In Provost Brinkley's office, we came to several agreements about what Columbia could do to change its present course: first, a war memorial to the many alumni who have fallen in battle. Unfortunately, most of these may have been forgotten over time, but, with some effort, those who gave their lives should be recognized for future generations. The provost spoke of a monument not unlike the names of benefactors carved in stone and positioned throughout Low Library.
Last year, a Columbia student deployed to Iraq contacted me. There was a small problem with his tuition and he couldn't solve it from overseas, and, apparently, no one in the administration was willing to help. Provost Brinkley agreed that a University Veteran's Affairs representative would be a wise decision.
Understanding the needs of veterans is important, but it is also important to recognize those who have made an impact. Alfred Lerner was a true rags-to-riches story. He was a Columbia student. He was a billionaire. He was a generous alumnus who donated the funds to build the student center. Alfred Lerner was also a Marine. A plaque in Lerner Hall will recognize the military service of this Marine officer who credited much of his success to the training he received both at one of America's finest universities and United States Marine Corps.

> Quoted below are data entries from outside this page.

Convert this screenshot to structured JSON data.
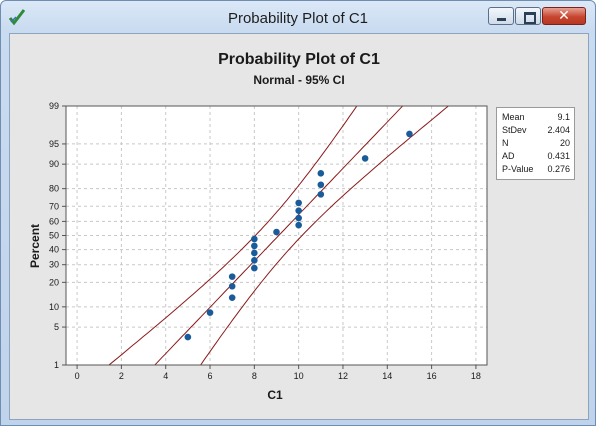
{
  "window": {
    "title": "Probability Plot of C1",
    "icon": "minitab-graph-icon",
    "controls": {
      "minimize": "minimize-icon",
      "maximize": "maximize-icon",
      "close": "close-icon"
    }
  },
  "chart_data": {
    "type": "scatter",
    "title": "Probability Plot of C1",
    "subtitle": "Normal - 95% CI",
    "xlabel": "C1",
    "ylabel": "Percent",
    "xlim": [
      -0.5,
      18.5
    ],
    "ylim_percent": [
      1,
      99
    ],
    "y_scale": "normal-probability",
    "x_ticks": [
      "0",
      "2",
      "4",
      "6",
      "8",
      "10",
      "12",
      "14",
      "16",
      "18"
    ],
    "y_ticks": [
      "1",
      "5",
      "10",
      "20",
      "30",
      "40",
      "50",
      "60",
      "70",
      "80",
      "90",
      "95",
      "99"
    ],
    "grid": true,
    "points": [
      {
        "x": 5,
        "percent": 3.4
      },
      {
        "x": 6,
        "percent": 8.3
      },
      {
        "x": 7,
        "percent": 13.2
      },
      {
        "x": 7,
        "percent": 18.1
      },
      {
        "x": 7,
        "percent": 23.0
      },
      {
        "x": 8,
        "percent": 27.9
      },
      {
        "x": 8,
        "percent": 32.8
      },
      {
        "x": 8,
        "percent": 37.7
      },
      {
        "x": 8,
        "percent": 42.6
      },
      {
        "x": 8,
        "percent": 47.5
      },
      {
        "x": 9,
        "percent": 52.5
      },
      {
        "x": 10,
        "percent": 57.4
      },
      {
        "x": 10,
        "percent": 62.3
      },
      {
        "x": 10,
        "percent": 67.2
      },
      {
        "x": 10,
        "percent": 72.1
      },
      {
        "x": 11,
        "percent": 77.0
      },
      {
        "x": 11,
        "percent": 81.9
      },
      {
        "x": 11,
        "percent": 86.8
      },
      {
        "x": 13,
        "percent": 91.7
      },
      {
        "x": 15,
        "percent": 96.6
      }
    ],
    "fit_line": {
      "mean": 9.1,
      "stdev": 2.404
    },
    "confidence_band": {
      "level": "95%",
      "n": 20
    },
    "colors": {
      "points": "#1a5b9a",
      "lines": "#8b1a1a",
      "grid": "#c8c8c8",
      "plot_bg": "#ffffff"
    },
    "legend_placement": "right"
  },
  "stats": [
    {
      "label": "Mean",
      "value": "9.1"
    },
    {
      "label": "StDev",
      "value": "2.404"
    },
    {
      "label": "N",
      "value": "20"
    },
    {
      "label": "AD",
      "value": "0.431"
    },
    {
      "label": "P-Value",
      "value": "0.276"
    }
  ]
}
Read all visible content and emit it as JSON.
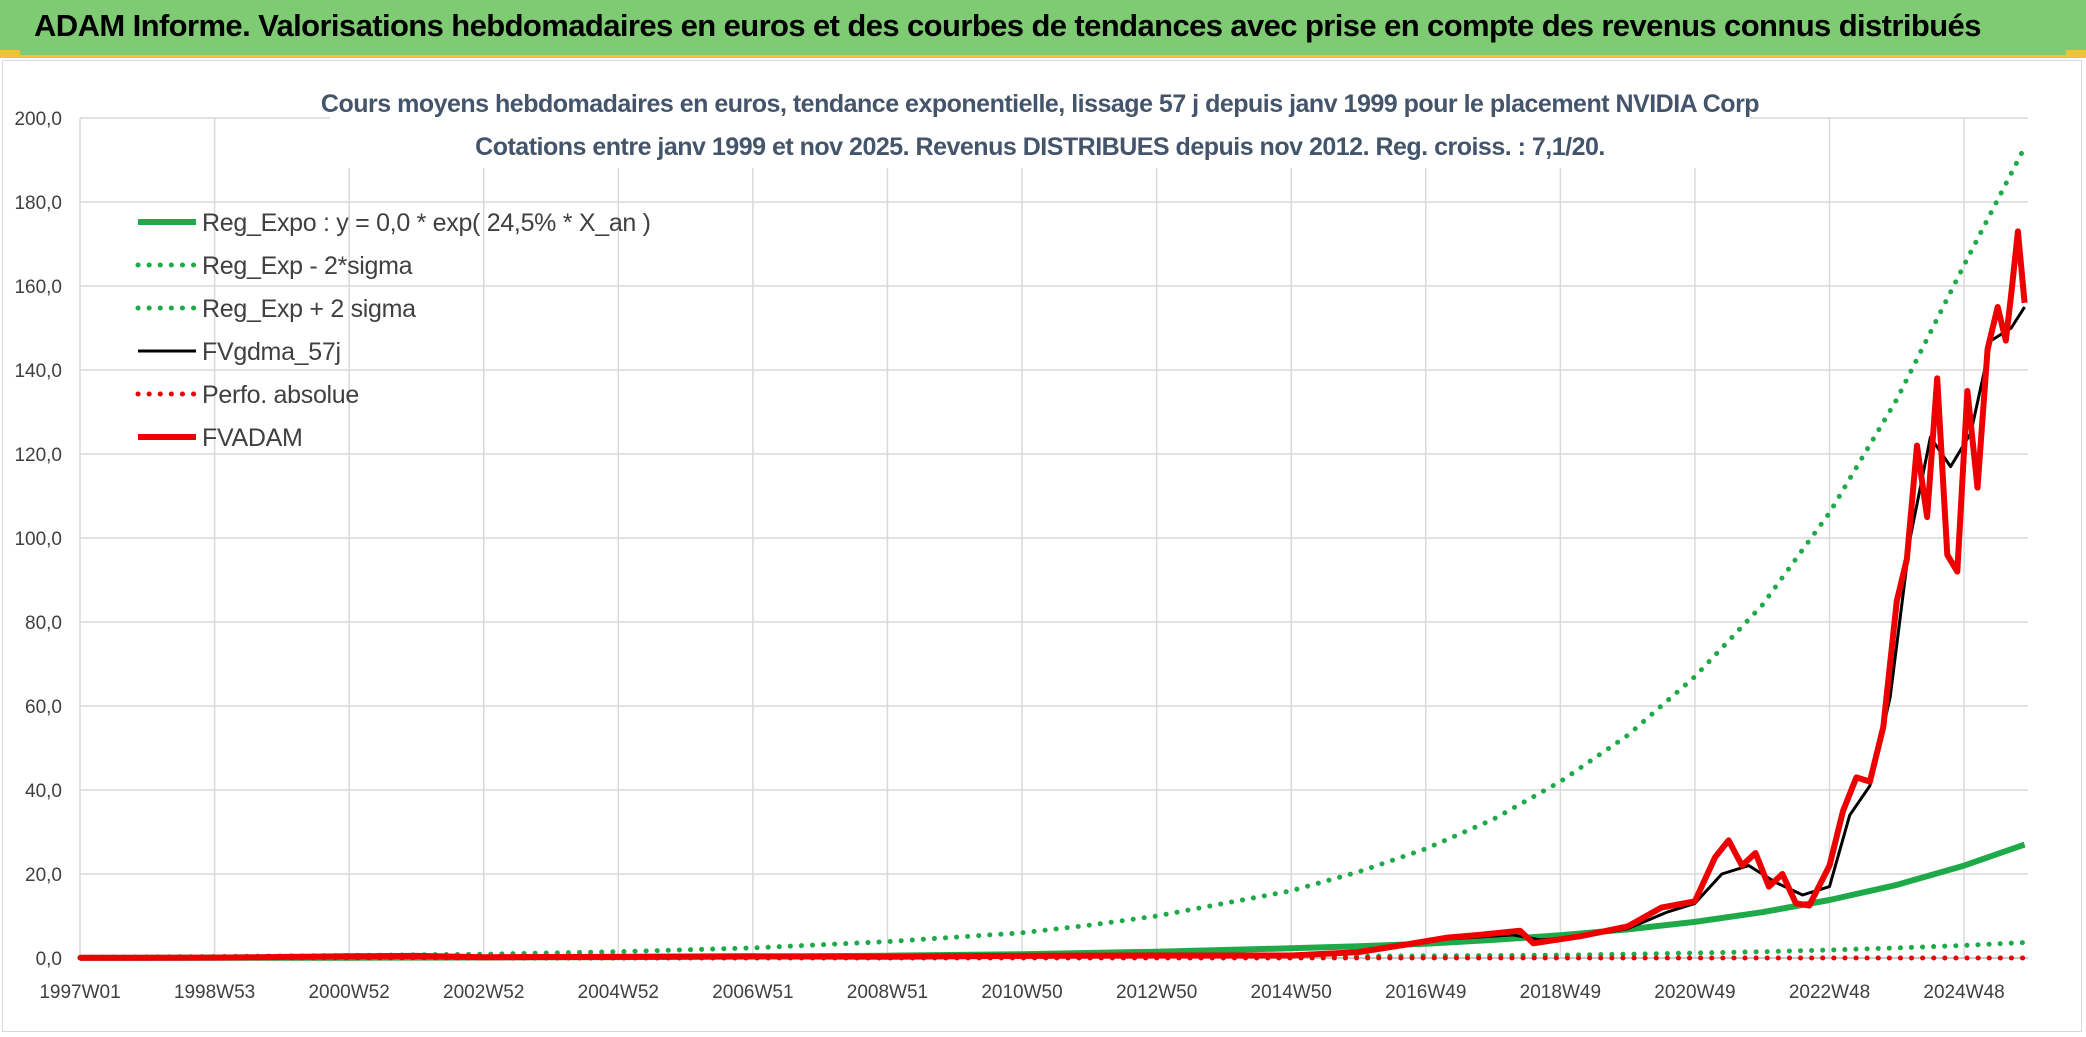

Columbia also needs a campaign to invite members in the veteran community, to consider attending Columbia University. I have already spoken to the School of General Studies dean of admissions about bringing more veterans to the University. There was plenty of agreement, but little follow up; hopefully with more attention to the matter, that will change. The University could make a gesture to waive the application fee for veterans who apply. I'm sure that would foster goodwill.
This is a step in a positive direction and, although Columbia's history with the military cannot be altered, it is subject to the judgment, inquiries, and inspection of any who consider it. There can be no doubt that reputations can be both earned and reformed. I'm certain I'm not the only one who believes in changing one's past for the better future.